FaNS: a Facet-based Narrative Similarity Metric

  • paper_url: http://arxiv.org/abs/2309.04823
  • repo_url: None
  • paper_authors: Mousumi Akter, Shubhra Kanti Karmaker Santu
  • for: 本研究的目的是提出一种新的叙事相似度度量方法,以便更好地比较叙事的细节。
  • methods: 本研究使用了现有的大语言模型(LLMs)来提取5W1H的特征(Who, What, When, Where, Why, and How),并将其作为叙事相似度度量的基础。
  • results: 实验结果表明,FaNS度量在比较叙事的细节方面表现出了37%的高 corrrelation,与传统的文本相似度度量方法相比,表明FaNS度量能够更好地捕捉叙事的细节。
    Abstract Similar Narrative Retrieval is a crucial task since narratives are essential for explaining and understanding events, and multiple related narratives often help to create a holistic view of the event of interest. To accurately identify semantically similar narratives, this paper proposes a novel narrative similarity metric called Facet-based Narrative Similarity (FaNS), based on the classic 5W1H facets (Who, What, When, Where, Why, and How), which are extracted by leveraging the state-of-the-art Large Language Models (LLMs). Unlike existing similarity metrics that only focus on overall lexical/semantic match, FaNS provides a more granular matching along six different facets independently and then combines them. To evaluate FaNS, we created a comprehensive dataset by collecting narratives from AllSides, a third-party news portal. Experimental results demonstrate that the FaNS metric exhibits a higher correlation (37\% higher) than traditional text similarity metrics that directly measure the lexical/semantic match between narratives, demonstrating its effectiveness in comparing the finer details between a pair of narratives.
    摘要 相似的故事检索是一项非常重要的任务,因为故事是解释和理解事件的重要工具。多个相关的故事可以帮助创建一个事件的总体视图。为了准确地标识semantically相似的故事,这篇论文提出了一种新的故事相似度度量方法,称为 Facet-based Narrative Similarity(FaNS),基于经典的5W1Hfacets(Who、What、When、Where、Why和How)。与现有的相似度度量方法不同,FaNS提供了更加细化的匹配,分别对六个不同的facet进行独立匹配,然后进行组合。为了评估FaNS,我们创建了一个完整的数据集,通过收集AllSides第三方新闻门户上的故事。实验结果表明,FaNS metric在比较两个故事的细节方面 exhibits higher correlation(37%高于传统的文本相似度度量方法),这demonstrates its effectiveness in comparing the finer details between a pair of narratives.

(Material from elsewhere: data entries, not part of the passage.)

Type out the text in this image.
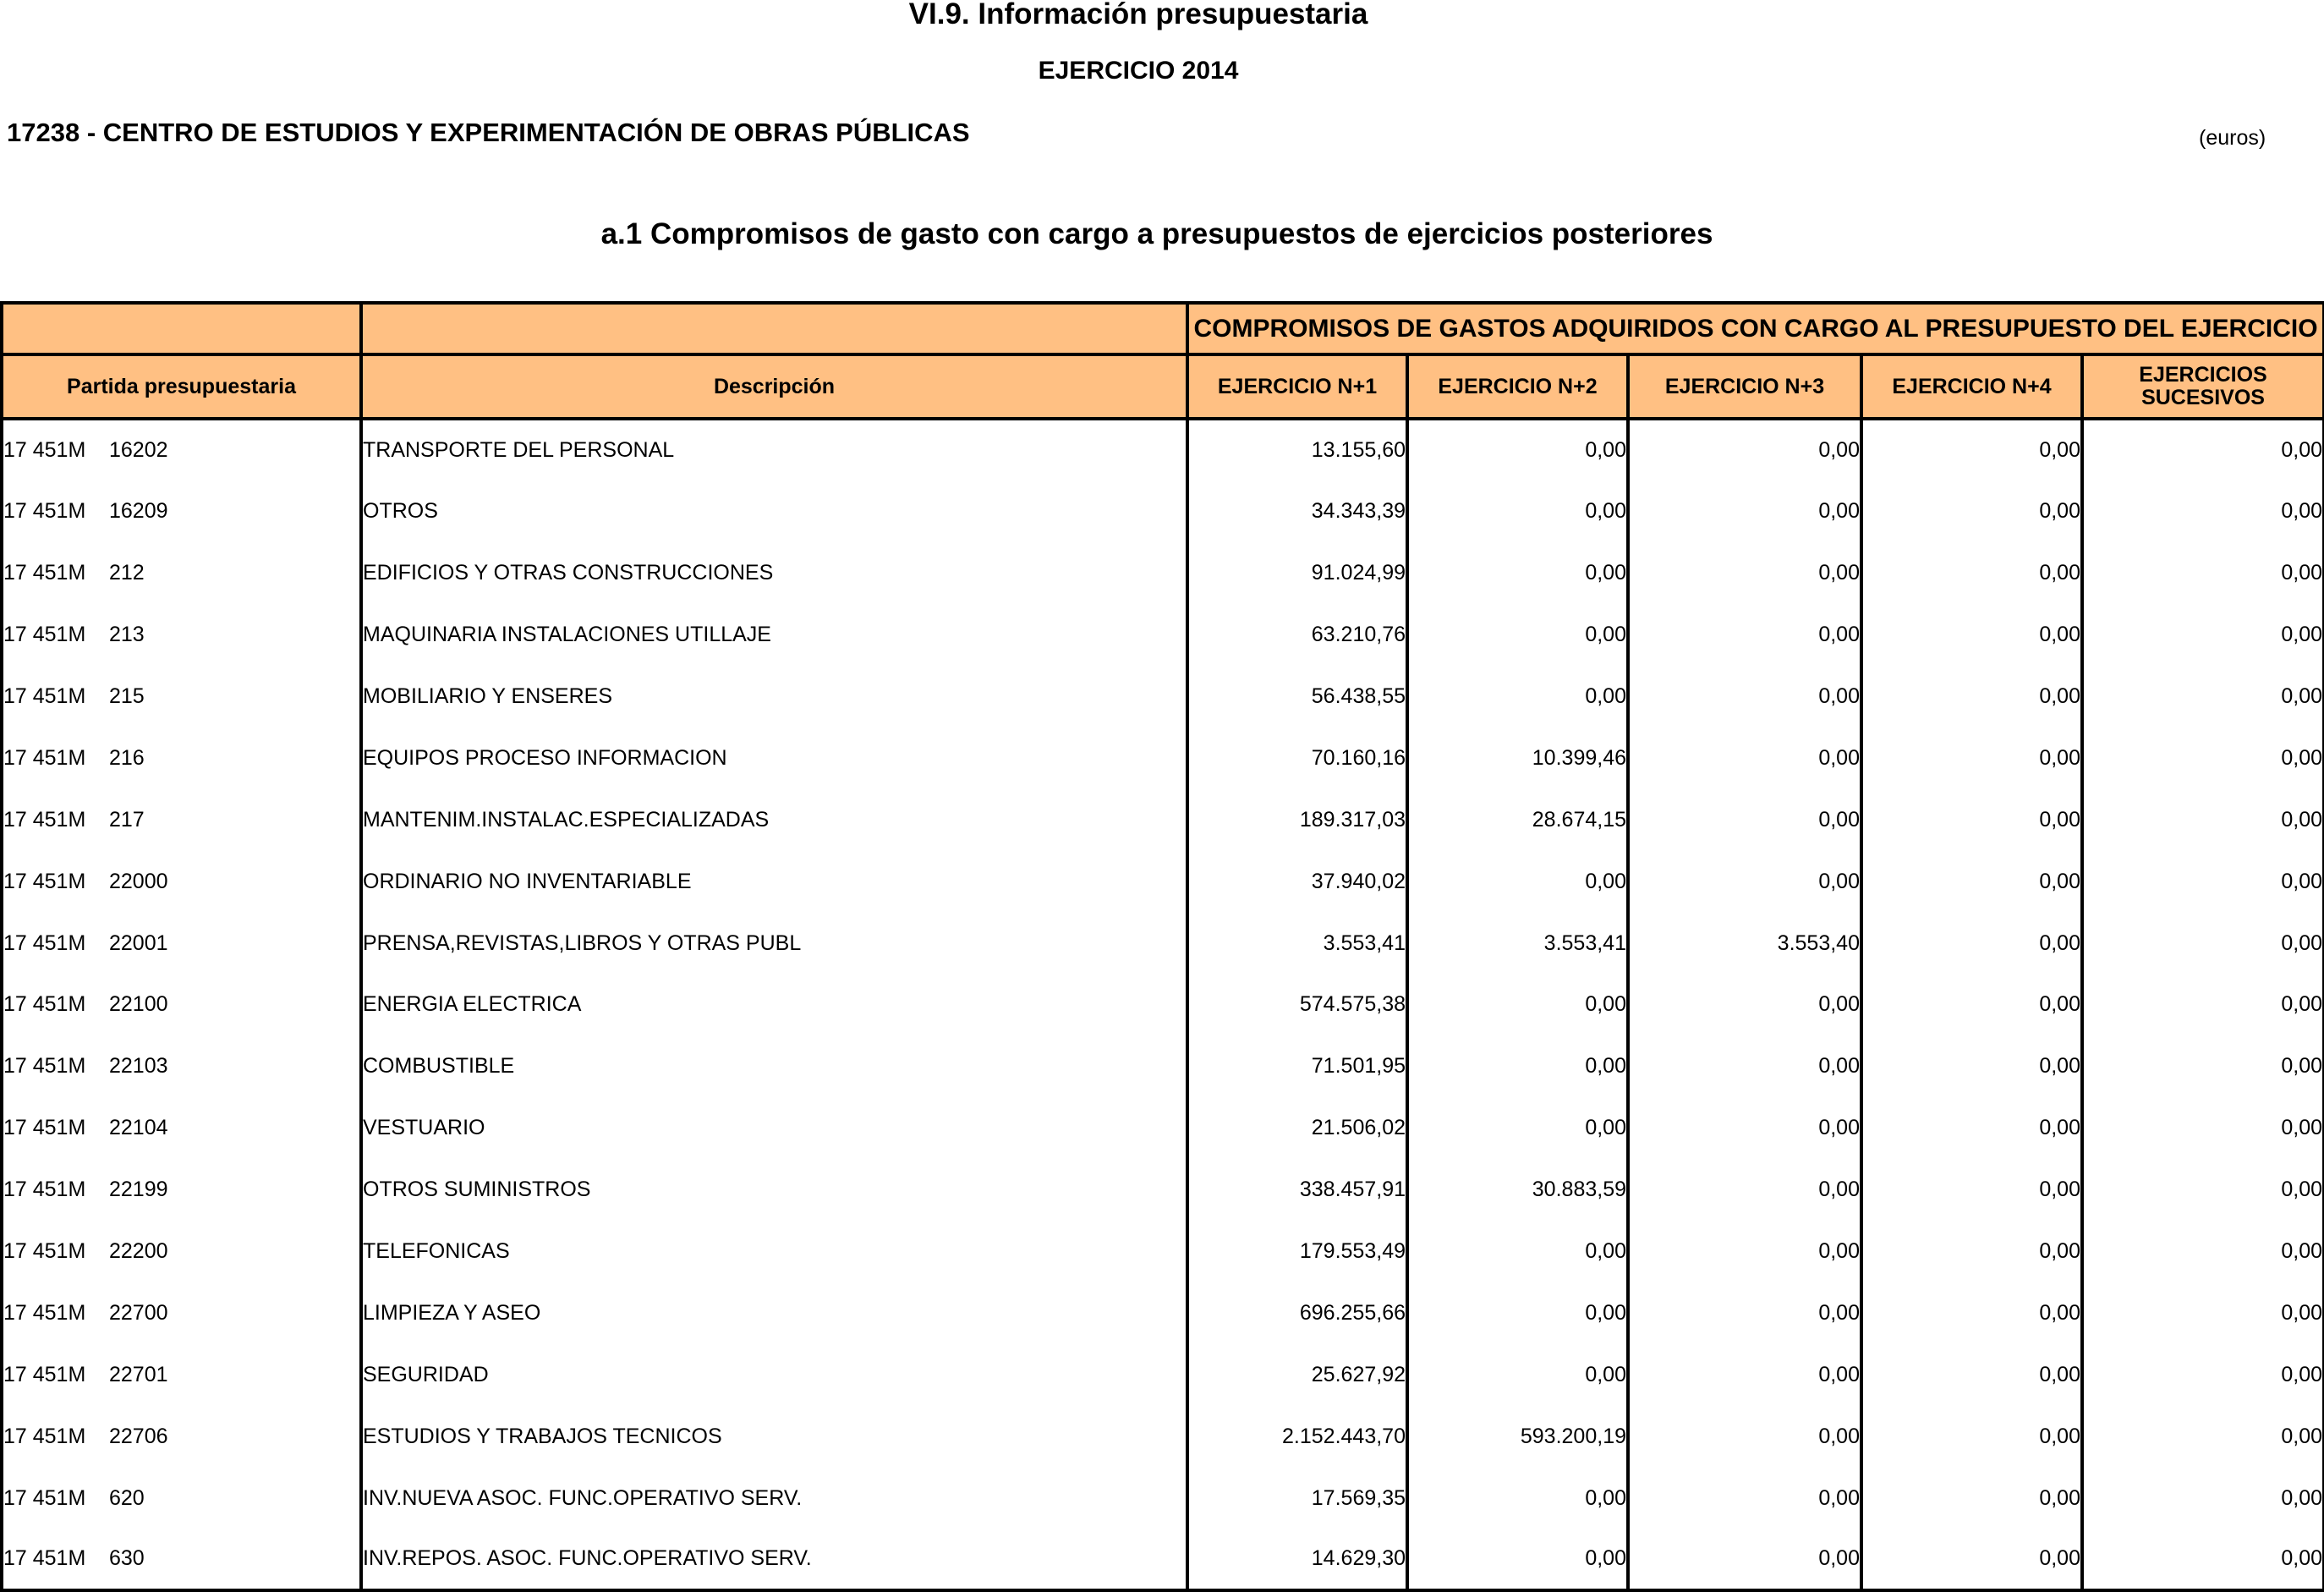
VI.9. Información presupuestaria
EJERCICIO 2014
17238 - CENTRO DE ESTUDIOS Y EXPERIMENTACIÓN DE OBRAS PÚBLICAS	(euros)
a.1 Compromisos de gasto con cargo a presupuestos de ejercicios posteriores
		COMPROMISOS DE GASTOS ADQUIRIDOS CON CARGO AL PRESUPUESTO DEL EJERCICIO				
Partida presupuestaria	Descripción	EJERCICIO N+1	EJERCICIO N+2	EJERCICIO N+3	EJERCICIO N+4	EJERCICIOS SUCESIVOS
17 451M 16202	TRANSPORTE DEL PERSONAL	13.155,60	0,00	0,00	0,00	0,00
17 451M 16209	OTROS	34.343,39	0,00	0,00	0,00	0,00
17 451M 212	EDIFICIOS Y OTRAS CONSTRUCCIONES	91.024,99	0,00	0,00	0,00	0,00
17 451M 213	MAQUINARIA INSTALACIONES UTILLAJE	63.210,76	0,00	0,00	0,00	0,00
17 451M 215	MOBILIARIO Y ENSERES	56.438,55	0,00	0,00	0,00	0,00
17 451M 216	EQUIPOS PROCESO INFORMACION	70.160,16	10.399,46	0,00	0,00	0,00
17 451M 217	MANTENIM.INSTALAC.ESPECIALIZADAS	189.317,03	28.674,15	0,00	0,00	0,00
17 451M 22000	ORDINARIO NO INVENTARIABLE	37.940,02	0,00	0,00	0,00	0,00
17 451M 22001	PRENSA,REVISTAS,LIBROS Y OTRAS PUBL	3.553,41	3.553,41	3.553,40	0,00	0,00
17 451M 22100	ENERGIA ELECTRICA	574.575,38	0,00	0,00	0,00	0,00
17 451M 22103	COMBUSTIBLE	71.501,95	0,00	0,00	0,00	0,00
17 451M 22104	VESTUARIO	21.506,02	0,00	0,00	0,00	0,00
17 451M 22199	OTROS SUMINISTROS	338.457,91	30.883,59	0,00	0,00	0,00
17 451M 22200	TELEFONICAS	179.553,49	0,00	0,00	0,00	0,00
17 451M 22700	LIMPIEZA Y ASEO	696.255,66	0,00	0,00	0,00	0,00
17 451M 22701	SEGURIDAD	25.627,92	0,00	0,00	0,00	0,00
17 451M 22706	ESTUDIOS Y TRABAJOS TECNICOS	2.152.443,70	593.200,19	0,00	0,00	0,00
17 451M 620	INV.NUEVA ASOC. FUNC.OPERATIVO SERV.	17.569,35	0,00	0,00	0,00	0,00
17 451M 630	INV.REPOS. ASOC. FUNC.OPERATIVO SERV.	14.629,30	0,00	0,00	0,00	0,00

MMHQA-ICL: Multimodal In-context Learning for Hybrid Question Answering over Text, Tables and Images

  • paper_url: http://arxiv.org/abs/2309.04790
  • repo_url: None
  • paper_authors: Weihao Liu, Fangyu Lei, Tongxu Luo, Jiahe Lei, Shizhu He, Jun Zhao, Kang Liu
  • for: 解决多modal和多种类型的问答问题 (addressing multimodal and heterogeneous question answering problems)
  • methods: 提出了MMHQA-ICL框架,包括强化的多元数据检索器和图像caption模块,以及类型特定的在 контекス学习策略 (proposed MMHQA-ICL framework, including a strengthened heterogeneous data retriever and an image caption module, as well as a type-specific in-context learning strategy)
  • results: 实验结果表明,我们的框架在少量数据下的少 shot Setting下表现出state-of-the-art的result,在MultimodalQA数据集上超过所有基线和数据集全部训练的方法 (experimental results show that our framework achieves state-of-the-art results under the few-shot setting on the MultimodalQA dataset, outperforming all baselines and methods trained on the full dataset)
    Abstract In the real world, knowledge often exists in a multimodal and heterogeneous form. Addressing the task of question answering with hybrid data types, including text, tables, and images, is a challenging task (MMHQA). Recently, with the rise of large language models (LLM), in-context learning (ICL) has become the most popular way to solve QA problems. We propose MMHQA-ICL framework for addressing this problems, which includes stronger heterogeneous data retriever and an image caption module. Most importantly, we propose a Type-specific In-context Learning Strategy for MMHQA, enabling LLMs to leverage their powerful performance in this task. We are the first to use end-to-end LLM prompting method for this task. Experimental results demonstrate that our framework outperforms all baselines and methods trained on the full dataset, achieving state-of-the-art results under the few-shot setting on the MultimodalQA dataset.
    摘要 在现实世界中,知识经常存在多模式和多种形式。解决问答问题时使用混合数据类型,包括文本、表格和图像,是一项复杂的任务(MMHQA)。近些年来,大型自然语言模型(LLM)的出现,使得在场景学习(ICL)成为解决问答问题的最受欢迎方法。我们提出了MMHQA-ICL框架,该框架包括更强的多种数据检索器和图像描述模块。最重要的是,我们提出了特定类型的场景学习策略,使得LLM可以在这个任务中发挥出色的表现。我们是第一个使用端到端LLM推荐方法来解决这个任务。实验结果表明,我们的框架在几shotSetting下超过了所有基线和已经训练的方法,在多媒体Question Answering dataset上达到了当前最佳result。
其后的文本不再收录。